4 Biggest Marketing Blunders of All Time

In an era when marketing campaigns can be launched within minutes of conceptualization, it’s easy to make mistakes. But marketing blunders have been made throughout history. Before you post your next status update, take a look at these major marketing blunders as a reminder that your campaigns should be strategic and carefully planned.

Lululemon

Popular fitness apparel brand Lululemon first made headlines by shipping yoga pants that left little to the imagination. They soon followed up that blunder with a not-so-smart response to customer complaints about beading in the thigh area of the company’s pricey pants. The company’s founder elicited gaps from women around the world when he suggested that some women’s bodies simply aren’t made to wear the company’s clothing. The founder later apologized and has since stepped down as chairman.

Esurance

Esurance puts a lot of money into advertising, but in 2010, the company faced a dilemma when its cartoon mascot began moonlighting as an internet icon. Erin Esurance was designed to be a tough-but-sexy secret agent, which seemed to have ignited the interest of fans, who created a racy version of Erin and posted it on numerous websites. Esurance was forced to retire its TV heroine to avoid being associated with the X-rated online version.

Xerox

Xerox’s problem was a product of having done its job too well.
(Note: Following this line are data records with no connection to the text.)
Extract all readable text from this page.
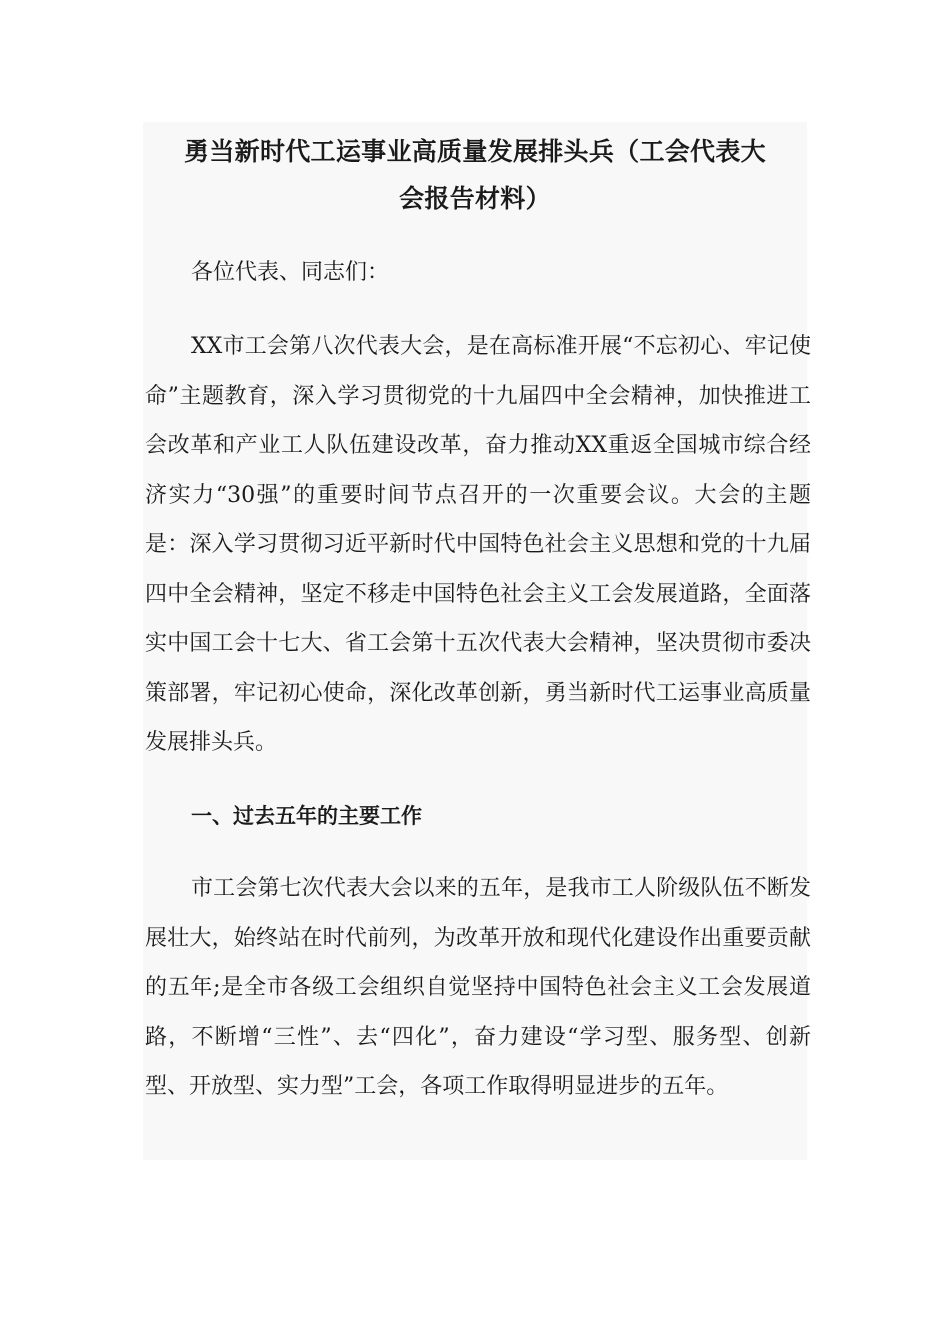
勇当新时代工运事业高质量发展排头兵（工会代表大
会报告材料）

各位代表、同志们：

XX市工会第八次代表大会，是在高标准开展“不忘初心、牢记使命”主题教育，深入学习贯彻党的十九届四中全会精神，加快推进工会改革和产业工人队伍建设改革，奋力推动XX重返全国城市综合经济实力“30强”的重要时间节点召开的一次重要会议。大会的主题是：深入学习贯彻习近平新时代中国特色社会主义思想和党的十九届四中全会精神，坚定不移走中国特色社会主义工会发展道路，全面落实中国工会十七大、省工会第十五次代表大会精神，坚决贯彻市委决策部署，牢记初心使命，深化改革创新，勇当新时代工运事业高质量发展排头兵。

一、过去五年的主要工作

市工会第七次代表大会以来的五年，是我市工人阶级队伍不断发展壮大，始终站在时代前列，为改革开放和现代化建设作出重要贡献的五年;是全市各级工会组织自觉坚持中国特色社会主义工会发展道路，不断增“三性”、去“四化”，奋力建设“学习型、服务型、创新型、开放型、实力型”工会，各项工作取得明显进步的五年。
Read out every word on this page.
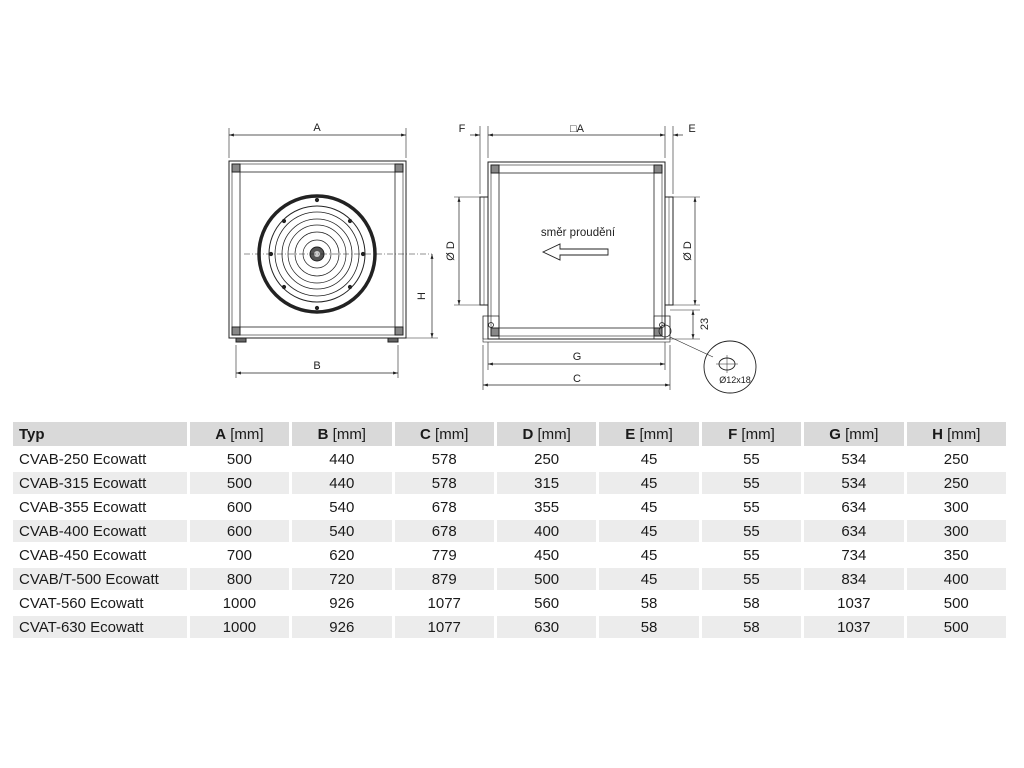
A
B
H
směr proudění
F	□A	E
Ø D	Ø D
23
G
C	Ø12x18
Typ	A [mm]	B [mm]	C [mm]	D [mm]	E [mm]	F [mm]	G [mm]	H [mm]
CVAB-250 Ecowatt	500	440	578	250	45	55	534	250
CVAB-315 Ecowatt	500	440	578	315	45	55	534	250
CVAB-355 Ecowatt	600	540	678	355	45	55	634	300
CVAB-400 Ecowatt	600	540	678	400	45	55	634	300
CVAB-450 Ecowatt	700	620	779	450	45	55	734	350
CVAB/T-500 Ecowatt	800	720	879	500	45	55	834	400
CVAT-560 Ecowatt	1000	926	1077	560	58	58	1037	500
CVAT-630 Ecowatt	1000	926	1077	630	58	58	1037	500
In the early days of office copiers, Xerox was the clear leader, leading its name to become synonymous with the word “copy.” “I’m going to make a Xerox of this” was a commonly heard statement in the latter part of the 20th century, even when an office’s copier was another brand. The company recently discussed the steps it took to protect its name.

Coca-Cola

One of the biggest marketing blunders of all time came from one of the most successful marketers. Coca-Cola may have endured through several generations of soda drinkers, but the company made a notorious blunder in 1985 when it launched “New Coke.” Despite extensive market research, New Coke was overwhelmingly protested as an unwanted change to a beloved product. However, the change seemed to have reignited interest in Classic Coke. Prior to New Coke’s release, the company’s sales had been slipping but the change seemed to renew the world’s love for the classic version of the soft drink. For several years, New Coke and Classic Coke were sold side by side until the newer version was completely phased out in the early 90's.

By reading about the mistakes of others, we can learn from their mistakes and make our own marketing campaigns more successful. Each of these companies survived their challenges in its own unique way, showing that a strong brand can endure no matter what happens.